Data Preparation

OCEAN expects a numerical design matrix, but it also needs enough metadata to recover the meaning of each transformed column when it builds or prints an explanation. The ocean.feature.parse_features() function handles both at once by returning (processed_data, mapper).

Automatic feature typing

For each input column, ocean.feature.parse_features() applies these rules.

Parsing rules

Input pattern

Resulting feature type

Notes

Column listed in discretes

Discrete

Kept numeric as an ordered or ordinal feature, with explicit levels and thresholds.

Column listed in encoded

One-hot encoded

Treated as an unordered nominal feature and expanded into indicator columns.

Non-numeric or non-binary column

One-hot encoded

OCEAN assumes no natural order and encodes the column as unordered categories automatically.

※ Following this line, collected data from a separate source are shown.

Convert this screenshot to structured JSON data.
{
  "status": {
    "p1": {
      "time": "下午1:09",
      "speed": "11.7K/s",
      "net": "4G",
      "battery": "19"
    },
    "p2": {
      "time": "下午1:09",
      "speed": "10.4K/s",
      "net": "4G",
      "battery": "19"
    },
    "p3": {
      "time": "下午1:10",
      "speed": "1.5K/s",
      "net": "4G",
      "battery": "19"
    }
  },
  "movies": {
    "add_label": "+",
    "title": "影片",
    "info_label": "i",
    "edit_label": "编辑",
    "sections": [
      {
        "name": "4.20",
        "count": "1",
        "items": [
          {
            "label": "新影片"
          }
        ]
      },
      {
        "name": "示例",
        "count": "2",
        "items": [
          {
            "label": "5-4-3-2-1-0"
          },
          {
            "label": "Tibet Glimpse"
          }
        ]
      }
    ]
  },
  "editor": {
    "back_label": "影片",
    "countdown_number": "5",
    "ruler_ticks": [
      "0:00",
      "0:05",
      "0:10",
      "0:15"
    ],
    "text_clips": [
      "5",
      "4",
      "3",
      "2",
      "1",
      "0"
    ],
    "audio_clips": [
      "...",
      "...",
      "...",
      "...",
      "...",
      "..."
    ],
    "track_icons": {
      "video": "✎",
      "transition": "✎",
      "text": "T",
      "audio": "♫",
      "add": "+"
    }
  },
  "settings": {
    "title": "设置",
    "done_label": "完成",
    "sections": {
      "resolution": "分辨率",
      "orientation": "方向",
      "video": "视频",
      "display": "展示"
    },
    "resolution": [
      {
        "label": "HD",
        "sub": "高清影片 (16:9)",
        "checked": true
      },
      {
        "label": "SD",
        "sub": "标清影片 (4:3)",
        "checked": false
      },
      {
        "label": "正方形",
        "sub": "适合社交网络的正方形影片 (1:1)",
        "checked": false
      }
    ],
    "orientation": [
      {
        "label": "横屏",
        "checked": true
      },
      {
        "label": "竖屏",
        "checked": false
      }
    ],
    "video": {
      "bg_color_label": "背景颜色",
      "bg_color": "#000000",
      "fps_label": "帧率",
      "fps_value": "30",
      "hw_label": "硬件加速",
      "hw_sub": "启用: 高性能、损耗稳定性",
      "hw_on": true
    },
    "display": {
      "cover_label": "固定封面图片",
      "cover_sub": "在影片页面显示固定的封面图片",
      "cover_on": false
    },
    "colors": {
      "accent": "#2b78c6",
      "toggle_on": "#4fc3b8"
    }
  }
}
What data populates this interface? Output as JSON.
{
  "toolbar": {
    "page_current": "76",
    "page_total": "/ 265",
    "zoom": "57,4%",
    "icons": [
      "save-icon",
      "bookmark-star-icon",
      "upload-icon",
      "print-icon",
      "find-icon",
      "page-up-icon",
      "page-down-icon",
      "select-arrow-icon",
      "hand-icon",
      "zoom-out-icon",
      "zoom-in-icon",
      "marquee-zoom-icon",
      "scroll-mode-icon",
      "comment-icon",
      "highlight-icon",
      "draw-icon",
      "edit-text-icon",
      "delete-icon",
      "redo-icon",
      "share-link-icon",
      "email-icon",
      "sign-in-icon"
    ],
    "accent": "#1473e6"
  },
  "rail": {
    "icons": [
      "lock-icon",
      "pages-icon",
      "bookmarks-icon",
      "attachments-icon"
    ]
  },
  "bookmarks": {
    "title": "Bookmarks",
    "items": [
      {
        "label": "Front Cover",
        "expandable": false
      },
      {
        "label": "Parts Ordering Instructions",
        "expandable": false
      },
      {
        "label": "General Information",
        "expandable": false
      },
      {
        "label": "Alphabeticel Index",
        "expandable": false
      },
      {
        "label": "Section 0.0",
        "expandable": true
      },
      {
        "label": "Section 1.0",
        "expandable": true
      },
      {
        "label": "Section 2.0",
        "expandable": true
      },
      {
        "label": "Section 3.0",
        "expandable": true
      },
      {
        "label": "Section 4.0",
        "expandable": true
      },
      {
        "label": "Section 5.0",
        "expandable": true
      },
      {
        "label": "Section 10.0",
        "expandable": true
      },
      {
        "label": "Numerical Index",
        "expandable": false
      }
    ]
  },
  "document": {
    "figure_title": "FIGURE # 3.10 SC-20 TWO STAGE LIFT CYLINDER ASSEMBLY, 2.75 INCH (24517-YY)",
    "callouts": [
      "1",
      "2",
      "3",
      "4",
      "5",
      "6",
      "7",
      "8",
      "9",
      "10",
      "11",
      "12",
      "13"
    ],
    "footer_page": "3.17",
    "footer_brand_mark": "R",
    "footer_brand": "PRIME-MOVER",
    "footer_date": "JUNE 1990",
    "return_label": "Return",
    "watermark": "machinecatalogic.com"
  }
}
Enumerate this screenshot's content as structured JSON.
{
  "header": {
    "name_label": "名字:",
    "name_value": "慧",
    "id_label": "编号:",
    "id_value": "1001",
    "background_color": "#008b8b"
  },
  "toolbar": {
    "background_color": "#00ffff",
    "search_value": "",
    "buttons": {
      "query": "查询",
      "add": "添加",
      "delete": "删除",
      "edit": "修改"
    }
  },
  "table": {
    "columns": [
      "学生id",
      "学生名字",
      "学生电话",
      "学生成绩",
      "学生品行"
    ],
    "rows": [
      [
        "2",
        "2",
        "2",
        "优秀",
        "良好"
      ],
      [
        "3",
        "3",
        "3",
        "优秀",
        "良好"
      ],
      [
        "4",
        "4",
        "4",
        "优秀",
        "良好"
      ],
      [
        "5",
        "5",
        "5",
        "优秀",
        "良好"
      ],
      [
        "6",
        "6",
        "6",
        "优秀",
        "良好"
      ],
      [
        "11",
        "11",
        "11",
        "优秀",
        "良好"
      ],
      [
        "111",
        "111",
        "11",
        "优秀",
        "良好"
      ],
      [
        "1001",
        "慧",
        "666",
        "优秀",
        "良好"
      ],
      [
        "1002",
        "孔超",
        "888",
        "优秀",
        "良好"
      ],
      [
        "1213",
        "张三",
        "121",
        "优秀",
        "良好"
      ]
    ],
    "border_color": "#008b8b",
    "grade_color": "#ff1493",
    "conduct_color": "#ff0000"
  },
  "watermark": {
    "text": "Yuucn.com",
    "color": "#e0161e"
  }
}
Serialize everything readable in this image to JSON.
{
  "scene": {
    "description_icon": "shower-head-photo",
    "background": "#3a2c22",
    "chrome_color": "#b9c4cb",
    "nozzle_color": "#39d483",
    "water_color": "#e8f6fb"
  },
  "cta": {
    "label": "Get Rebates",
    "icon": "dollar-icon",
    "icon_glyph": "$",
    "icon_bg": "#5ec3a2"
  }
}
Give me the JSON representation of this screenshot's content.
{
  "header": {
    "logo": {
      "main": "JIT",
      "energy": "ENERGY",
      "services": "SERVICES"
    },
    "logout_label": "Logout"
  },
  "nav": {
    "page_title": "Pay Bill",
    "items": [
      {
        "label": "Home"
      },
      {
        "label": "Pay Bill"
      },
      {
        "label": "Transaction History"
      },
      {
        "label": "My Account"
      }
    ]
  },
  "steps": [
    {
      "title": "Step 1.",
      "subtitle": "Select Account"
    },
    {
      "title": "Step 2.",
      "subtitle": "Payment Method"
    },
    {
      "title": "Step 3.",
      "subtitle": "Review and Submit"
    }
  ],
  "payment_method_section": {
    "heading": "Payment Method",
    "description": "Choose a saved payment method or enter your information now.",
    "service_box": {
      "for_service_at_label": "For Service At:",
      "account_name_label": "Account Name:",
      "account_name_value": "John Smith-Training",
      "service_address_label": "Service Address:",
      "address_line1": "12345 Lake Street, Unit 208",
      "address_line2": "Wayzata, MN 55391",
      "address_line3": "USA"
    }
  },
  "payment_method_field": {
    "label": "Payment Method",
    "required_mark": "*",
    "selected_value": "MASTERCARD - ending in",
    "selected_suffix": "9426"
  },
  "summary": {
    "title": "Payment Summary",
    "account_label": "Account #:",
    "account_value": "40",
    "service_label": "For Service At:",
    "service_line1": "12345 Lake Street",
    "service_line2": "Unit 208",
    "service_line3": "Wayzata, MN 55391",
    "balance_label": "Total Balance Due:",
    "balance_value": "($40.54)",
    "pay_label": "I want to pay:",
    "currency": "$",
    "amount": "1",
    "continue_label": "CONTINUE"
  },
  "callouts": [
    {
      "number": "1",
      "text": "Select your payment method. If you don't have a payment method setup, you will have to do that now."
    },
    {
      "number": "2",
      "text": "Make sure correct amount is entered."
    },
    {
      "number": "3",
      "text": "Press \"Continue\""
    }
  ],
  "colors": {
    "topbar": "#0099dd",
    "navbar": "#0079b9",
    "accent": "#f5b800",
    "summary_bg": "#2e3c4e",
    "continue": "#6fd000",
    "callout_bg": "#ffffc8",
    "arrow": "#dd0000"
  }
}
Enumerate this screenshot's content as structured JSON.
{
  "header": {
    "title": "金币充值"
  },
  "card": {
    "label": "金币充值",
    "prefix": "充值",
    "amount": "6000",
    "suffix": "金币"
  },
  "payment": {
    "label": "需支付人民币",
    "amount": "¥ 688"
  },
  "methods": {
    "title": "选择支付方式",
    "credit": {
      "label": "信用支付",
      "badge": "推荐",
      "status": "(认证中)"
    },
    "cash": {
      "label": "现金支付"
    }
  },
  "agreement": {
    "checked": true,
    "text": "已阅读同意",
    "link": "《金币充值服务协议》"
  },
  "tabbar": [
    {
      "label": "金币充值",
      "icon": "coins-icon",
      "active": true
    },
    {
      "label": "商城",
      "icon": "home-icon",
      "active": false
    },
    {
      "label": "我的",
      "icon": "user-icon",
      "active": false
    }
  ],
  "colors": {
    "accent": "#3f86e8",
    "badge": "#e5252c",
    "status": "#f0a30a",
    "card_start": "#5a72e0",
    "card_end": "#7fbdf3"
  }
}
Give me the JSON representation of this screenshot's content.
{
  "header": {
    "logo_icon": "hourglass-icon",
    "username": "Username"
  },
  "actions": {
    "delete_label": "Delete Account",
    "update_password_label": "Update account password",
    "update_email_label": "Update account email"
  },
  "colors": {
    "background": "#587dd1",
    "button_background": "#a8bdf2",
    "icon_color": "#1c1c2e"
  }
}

Column with exactly two unique values

Binary

Encoded as a single 0/1 column.

Remaining numeric column

Continuous

Optionally scaled to the centered interval [-0.5, 0.5].

Cleaning behavior

By default, preprocessing removes columns that would not be useful for the explainers.

  • drop_na=True removes columns containing missing values.

  • drop_constant=True removes constant columns.

  • scale=True centers continuous features in [-0.5, 0.5].

If you need to preserve a column, disable the relevant option explicitly.

Discrete versus one-hot encoded

In OCEAN, these two categories are intentionally different.

Discrete

Ordered or ordinal values that still carry a notion of rank or distance, such as integer counts, age buckets, or credit levels. These should usually stay numeric and be passed through discretes=... when they are not continuous.

One-hot encoded

Unordered nominal categories, such as job titles, regions, or product labels, where no ordering should be assumed. These are expanded into binary indicator columns.

This distinction matters because the explainers may move along ordered discrete levels differently than they switch between unordered categories.

Example

import pandas as pd

from ocean.feature import parse_features

raw = pd.DataFrame({
    "age_bucket": [18, 25, 35, 45],
    "owns_home": [0, 1, 1, 0],
    "income_ratio": [0.1, 0.4, 0.7, 0.3],
    "job_type": ["office", "manual", "service", "office"],
})

data, mapper = parse_features(
    raw,
    discretes=("age_bucket",),
)

print(data.columns)
print(mapper["age_bucket"].ftype)
print(mapper["job_type"].codes)

Why the mapper matters

The processed matrix seen by the ensemble may contain more columns than the raw input because one-hot encoding expands categorical variables. The mapper stores that relation and is required by every explainer constructor.

Without the mapper, OCEAN cannot correctly:

  • associate split decisions with the right original feature,

  • decode a one-hot explanation back into a category label,

  • rebuild readable explanations from solver variables.